With the help of magnetic susceptibility, magnetic materials can be classified as:

  • Paramagnetic material: Magnetic materials which align with the magnetic field are known as paramagnetic materials. Magnetic susceptibility is χ>0 which means it is always a small positive value for paramagnetic materials. These materials are temperature dependent and are weekly attracted by magnets with relative permeability 1.00001 to 1.003. Alkaline earth metal, aluminium, oxygen etc are some of the examples of paramagnetic materials.
  • Diamagnetic material: Magnetic materials which align against the magnetic field are known as diamagnetic materials. Magnetic susceptibility is χ<0 which means it is always a negative value for diamagnetic material. These materials are repelled by the magnets and they move from a stronger field to a weaker field. These materials are independent of temperature. As these materials magnetize in the opposite direction, they do have a small amount of magnetization intensity. Gold, tin, mercury, water, etc are examples of diamagnetic materials. Diamagnetic materials have a constant relative permeability.

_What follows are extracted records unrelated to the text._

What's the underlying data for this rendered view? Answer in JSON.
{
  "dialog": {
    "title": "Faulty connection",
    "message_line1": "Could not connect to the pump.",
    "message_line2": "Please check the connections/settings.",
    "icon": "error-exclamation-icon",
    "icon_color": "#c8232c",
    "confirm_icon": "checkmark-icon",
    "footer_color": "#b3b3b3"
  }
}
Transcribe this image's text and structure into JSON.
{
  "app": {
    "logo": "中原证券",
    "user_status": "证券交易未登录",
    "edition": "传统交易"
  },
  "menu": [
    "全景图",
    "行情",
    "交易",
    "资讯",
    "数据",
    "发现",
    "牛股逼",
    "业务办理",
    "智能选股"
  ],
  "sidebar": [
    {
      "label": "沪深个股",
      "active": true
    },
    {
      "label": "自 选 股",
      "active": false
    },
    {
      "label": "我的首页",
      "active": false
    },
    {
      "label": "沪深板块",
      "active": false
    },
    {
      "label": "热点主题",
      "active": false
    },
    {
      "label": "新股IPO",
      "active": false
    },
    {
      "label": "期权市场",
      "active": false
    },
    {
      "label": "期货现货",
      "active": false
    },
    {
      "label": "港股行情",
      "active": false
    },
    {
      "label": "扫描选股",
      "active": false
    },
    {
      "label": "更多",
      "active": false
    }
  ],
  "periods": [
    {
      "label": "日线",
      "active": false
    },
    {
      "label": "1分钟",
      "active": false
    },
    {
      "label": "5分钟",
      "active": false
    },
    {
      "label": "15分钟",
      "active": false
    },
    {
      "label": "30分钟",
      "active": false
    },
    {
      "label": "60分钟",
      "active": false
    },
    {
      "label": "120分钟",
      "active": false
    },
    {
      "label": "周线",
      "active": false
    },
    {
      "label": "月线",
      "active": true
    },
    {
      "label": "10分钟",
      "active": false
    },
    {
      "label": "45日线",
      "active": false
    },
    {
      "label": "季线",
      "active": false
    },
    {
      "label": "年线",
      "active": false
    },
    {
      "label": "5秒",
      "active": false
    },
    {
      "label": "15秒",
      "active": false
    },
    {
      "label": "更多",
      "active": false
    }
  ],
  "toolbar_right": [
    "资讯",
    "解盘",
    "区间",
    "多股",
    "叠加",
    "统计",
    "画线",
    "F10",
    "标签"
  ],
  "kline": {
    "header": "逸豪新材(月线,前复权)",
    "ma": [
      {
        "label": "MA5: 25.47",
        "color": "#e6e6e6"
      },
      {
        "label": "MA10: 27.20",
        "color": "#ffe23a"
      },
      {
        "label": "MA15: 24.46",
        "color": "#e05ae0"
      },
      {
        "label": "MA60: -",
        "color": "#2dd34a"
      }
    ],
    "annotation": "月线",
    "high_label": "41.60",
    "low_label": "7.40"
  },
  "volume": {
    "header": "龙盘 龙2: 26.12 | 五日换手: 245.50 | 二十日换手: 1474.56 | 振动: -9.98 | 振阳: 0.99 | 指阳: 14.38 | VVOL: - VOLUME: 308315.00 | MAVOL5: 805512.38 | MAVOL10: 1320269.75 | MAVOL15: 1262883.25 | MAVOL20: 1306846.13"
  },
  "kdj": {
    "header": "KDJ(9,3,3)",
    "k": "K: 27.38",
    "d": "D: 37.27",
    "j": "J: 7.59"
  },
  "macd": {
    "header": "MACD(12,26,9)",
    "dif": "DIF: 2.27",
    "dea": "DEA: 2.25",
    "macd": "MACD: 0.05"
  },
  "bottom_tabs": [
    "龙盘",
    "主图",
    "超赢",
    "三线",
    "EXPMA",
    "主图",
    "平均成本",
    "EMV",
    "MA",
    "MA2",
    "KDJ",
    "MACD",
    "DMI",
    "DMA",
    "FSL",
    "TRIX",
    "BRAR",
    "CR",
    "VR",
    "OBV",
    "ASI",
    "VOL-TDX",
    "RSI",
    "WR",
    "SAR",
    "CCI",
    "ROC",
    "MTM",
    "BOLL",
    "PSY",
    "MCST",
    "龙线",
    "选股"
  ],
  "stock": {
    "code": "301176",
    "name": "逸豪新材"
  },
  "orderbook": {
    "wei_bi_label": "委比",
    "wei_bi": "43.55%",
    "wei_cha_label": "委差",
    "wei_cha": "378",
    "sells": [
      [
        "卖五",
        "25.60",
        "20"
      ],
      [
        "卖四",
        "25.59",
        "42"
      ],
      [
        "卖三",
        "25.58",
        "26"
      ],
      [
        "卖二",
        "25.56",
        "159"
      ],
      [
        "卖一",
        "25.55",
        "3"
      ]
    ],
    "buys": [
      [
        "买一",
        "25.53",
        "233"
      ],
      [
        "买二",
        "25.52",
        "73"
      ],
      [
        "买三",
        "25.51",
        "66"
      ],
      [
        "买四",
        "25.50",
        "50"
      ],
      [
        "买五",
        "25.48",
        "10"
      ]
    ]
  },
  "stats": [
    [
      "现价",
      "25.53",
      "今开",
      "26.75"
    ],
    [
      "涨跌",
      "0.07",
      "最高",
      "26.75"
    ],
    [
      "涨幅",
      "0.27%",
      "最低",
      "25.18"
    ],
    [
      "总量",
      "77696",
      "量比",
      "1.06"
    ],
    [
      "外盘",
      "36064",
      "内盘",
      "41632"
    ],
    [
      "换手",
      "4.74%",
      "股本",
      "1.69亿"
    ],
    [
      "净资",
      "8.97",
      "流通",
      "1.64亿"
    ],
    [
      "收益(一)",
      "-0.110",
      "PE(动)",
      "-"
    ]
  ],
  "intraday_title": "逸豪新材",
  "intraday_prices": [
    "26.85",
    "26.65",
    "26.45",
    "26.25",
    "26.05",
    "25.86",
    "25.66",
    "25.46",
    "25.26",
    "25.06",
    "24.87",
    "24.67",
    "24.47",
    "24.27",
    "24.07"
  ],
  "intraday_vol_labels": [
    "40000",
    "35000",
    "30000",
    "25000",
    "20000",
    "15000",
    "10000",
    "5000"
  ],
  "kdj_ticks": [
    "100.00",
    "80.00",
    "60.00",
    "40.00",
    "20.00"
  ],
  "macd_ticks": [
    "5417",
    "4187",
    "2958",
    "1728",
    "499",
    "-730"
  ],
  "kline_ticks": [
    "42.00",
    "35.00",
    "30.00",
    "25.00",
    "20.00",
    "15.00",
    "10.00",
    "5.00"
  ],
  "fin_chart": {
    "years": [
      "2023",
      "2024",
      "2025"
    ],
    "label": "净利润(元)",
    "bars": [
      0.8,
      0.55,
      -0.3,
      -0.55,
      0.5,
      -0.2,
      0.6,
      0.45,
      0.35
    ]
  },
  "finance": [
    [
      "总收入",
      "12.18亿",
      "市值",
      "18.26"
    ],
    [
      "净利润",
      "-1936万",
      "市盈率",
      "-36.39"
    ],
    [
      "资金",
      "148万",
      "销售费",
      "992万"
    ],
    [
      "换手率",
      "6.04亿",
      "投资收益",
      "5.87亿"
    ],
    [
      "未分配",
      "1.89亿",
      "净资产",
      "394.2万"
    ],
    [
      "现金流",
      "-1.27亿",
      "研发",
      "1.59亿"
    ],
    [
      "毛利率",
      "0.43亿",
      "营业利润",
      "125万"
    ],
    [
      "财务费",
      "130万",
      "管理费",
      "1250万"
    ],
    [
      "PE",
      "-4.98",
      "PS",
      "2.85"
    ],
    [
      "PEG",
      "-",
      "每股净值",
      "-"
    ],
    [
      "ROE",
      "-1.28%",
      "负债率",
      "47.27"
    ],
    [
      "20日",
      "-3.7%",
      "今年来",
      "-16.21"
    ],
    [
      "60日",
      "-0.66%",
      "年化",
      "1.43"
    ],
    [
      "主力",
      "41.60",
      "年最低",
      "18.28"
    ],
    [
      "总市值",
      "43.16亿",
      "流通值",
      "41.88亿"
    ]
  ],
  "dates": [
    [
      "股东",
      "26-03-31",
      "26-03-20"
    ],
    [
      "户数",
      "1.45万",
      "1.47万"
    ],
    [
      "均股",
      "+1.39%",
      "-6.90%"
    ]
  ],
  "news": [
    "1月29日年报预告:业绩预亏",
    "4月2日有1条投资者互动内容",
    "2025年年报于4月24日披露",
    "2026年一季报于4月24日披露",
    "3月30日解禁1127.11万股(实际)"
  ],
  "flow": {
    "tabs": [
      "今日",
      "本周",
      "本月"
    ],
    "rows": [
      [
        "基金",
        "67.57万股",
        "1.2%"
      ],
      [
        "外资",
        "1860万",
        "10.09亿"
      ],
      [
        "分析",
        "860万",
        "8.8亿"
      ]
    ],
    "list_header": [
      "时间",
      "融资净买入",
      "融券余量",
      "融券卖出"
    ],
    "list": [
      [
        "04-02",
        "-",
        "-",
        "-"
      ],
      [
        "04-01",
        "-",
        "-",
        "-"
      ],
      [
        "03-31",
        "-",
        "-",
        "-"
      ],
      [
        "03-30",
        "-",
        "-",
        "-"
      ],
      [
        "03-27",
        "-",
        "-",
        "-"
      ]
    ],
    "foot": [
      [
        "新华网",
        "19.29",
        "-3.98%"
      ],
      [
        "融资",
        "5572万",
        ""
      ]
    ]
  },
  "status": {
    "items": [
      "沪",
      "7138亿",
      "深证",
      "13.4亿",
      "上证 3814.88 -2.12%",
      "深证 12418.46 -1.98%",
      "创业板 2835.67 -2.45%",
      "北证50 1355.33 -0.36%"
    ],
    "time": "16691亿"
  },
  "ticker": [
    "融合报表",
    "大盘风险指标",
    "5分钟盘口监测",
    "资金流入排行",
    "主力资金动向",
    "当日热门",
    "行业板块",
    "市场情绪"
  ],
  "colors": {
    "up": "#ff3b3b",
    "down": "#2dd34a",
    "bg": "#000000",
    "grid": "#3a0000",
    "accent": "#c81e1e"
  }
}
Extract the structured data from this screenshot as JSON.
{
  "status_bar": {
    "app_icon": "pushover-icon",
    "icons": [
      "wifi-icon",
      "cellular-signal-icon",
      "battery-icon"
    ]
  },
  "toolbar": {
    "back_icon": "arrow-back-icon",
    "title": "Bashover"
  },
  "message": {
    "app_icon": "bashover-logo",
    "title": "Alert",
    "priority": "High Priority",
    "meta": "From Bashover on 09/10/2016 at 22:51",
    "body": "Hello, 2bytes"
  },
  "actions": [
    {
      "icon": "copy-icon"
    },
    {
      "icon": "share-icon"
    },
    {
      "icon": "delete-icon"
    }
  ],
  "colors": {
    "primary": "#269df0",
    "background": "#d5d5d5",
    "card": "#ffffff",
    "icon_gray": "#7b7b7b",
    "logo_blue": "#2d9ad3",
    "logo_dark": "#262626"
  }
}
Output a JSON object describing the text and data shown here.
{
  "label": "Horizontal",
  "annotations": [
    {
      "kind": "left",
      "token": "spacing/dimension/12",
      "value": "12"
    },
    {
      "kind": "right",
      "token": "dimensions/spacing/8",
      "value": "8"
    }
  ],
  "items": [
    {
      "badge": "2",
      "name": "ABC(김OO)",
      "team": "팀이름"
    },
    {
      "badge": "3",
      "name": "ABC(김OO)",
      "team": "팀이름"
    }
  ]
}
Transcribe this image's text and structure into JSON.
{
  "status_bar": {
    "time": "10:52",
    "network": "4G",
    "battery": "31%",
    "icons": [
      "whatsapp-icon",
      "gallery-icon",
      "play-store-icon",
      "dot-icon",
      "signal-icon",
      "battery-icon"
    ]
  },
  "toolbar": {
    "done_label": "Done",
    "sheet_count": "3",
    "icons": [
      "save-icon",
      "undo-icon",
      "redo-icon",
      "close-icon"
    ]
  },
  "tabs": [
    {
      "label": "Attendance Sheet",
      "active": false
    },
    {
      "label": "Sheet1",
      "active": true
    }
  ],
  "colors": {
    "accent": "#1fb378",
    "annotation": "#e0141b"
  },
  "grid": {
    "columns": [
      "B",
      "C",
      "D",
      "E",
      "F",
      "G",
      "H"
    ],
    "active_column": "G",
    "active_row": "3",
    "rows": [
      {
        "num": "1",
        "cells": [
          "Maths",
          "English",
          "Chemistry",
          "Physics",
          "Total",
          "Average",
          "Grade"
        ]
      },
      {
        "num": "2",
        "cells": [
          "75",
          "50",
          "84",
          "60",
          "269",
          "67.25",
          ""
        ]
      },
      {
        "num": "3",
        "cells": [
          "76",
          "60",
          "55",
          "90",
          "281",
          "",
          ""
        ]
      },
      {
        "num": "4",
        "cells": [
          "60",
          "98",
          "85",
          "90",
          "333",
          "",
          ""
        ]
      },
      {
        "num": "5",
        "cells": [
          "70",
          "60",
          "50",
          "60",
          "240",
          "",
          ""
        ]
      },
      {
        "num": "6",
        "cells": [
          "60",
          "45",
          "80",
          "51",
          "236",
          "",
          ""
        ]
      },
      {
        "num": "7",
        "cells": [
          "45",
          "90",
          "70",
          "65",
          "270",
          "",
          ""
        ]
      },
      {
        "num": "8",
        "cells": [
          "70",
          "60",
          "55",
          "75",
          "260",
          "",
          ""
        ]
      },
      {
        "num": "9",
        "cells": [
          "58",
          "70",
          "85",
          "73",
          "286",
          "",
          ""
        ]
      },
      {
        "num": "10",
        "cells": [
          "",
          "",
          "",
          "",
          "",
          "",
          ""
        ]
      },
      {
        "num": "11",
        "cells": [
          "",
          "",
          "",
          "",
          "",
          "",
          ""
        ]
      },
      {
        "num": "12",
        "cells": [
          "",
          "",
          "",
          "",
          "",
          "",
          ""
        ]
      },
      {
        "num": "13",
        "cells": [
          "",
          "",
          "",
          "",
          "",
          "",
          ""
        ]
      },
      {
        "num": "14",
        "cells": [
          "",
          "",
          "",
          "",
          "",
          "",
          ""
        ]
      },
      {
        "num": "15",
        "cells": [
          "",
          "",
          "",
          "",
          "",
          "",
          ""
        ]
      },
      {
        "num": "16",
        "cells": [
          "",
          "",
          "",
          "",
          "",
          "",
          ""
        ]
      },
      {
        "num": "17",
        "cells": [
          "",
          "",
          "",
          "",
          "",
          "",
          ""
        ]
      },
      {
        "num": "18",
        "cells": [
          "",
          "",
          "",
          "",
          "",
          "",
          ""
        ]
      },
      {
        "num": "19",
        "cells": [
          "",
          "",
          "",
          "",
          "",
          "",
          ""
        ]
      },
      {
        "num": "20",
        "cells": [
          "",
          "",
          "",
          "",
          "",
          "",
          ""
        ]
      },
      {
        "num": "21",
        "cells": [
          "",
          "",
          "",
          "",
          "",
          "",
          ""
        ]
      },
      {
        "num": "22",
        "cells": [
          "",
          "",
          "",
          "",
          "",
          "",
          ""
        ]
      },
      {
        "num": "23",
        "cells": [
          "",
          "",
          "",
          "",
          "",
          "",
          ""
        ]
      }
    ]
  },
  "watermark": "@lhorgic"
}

  • Ferromagnetic material: Magnetic materials that are highly magnetized in a magnetic field are known as ferromagnetic materials. These are highly attracted by the magnets and move from weaker fields to stronger fields. Ferromagnetic materials do not have a constant relative permeability and vary from 1000 to 100000. Magnetic susceptibility is very high and positive and depends on the applied field. Iron, cobalt, nickel and their alloys are examples of ferromagnetic materials.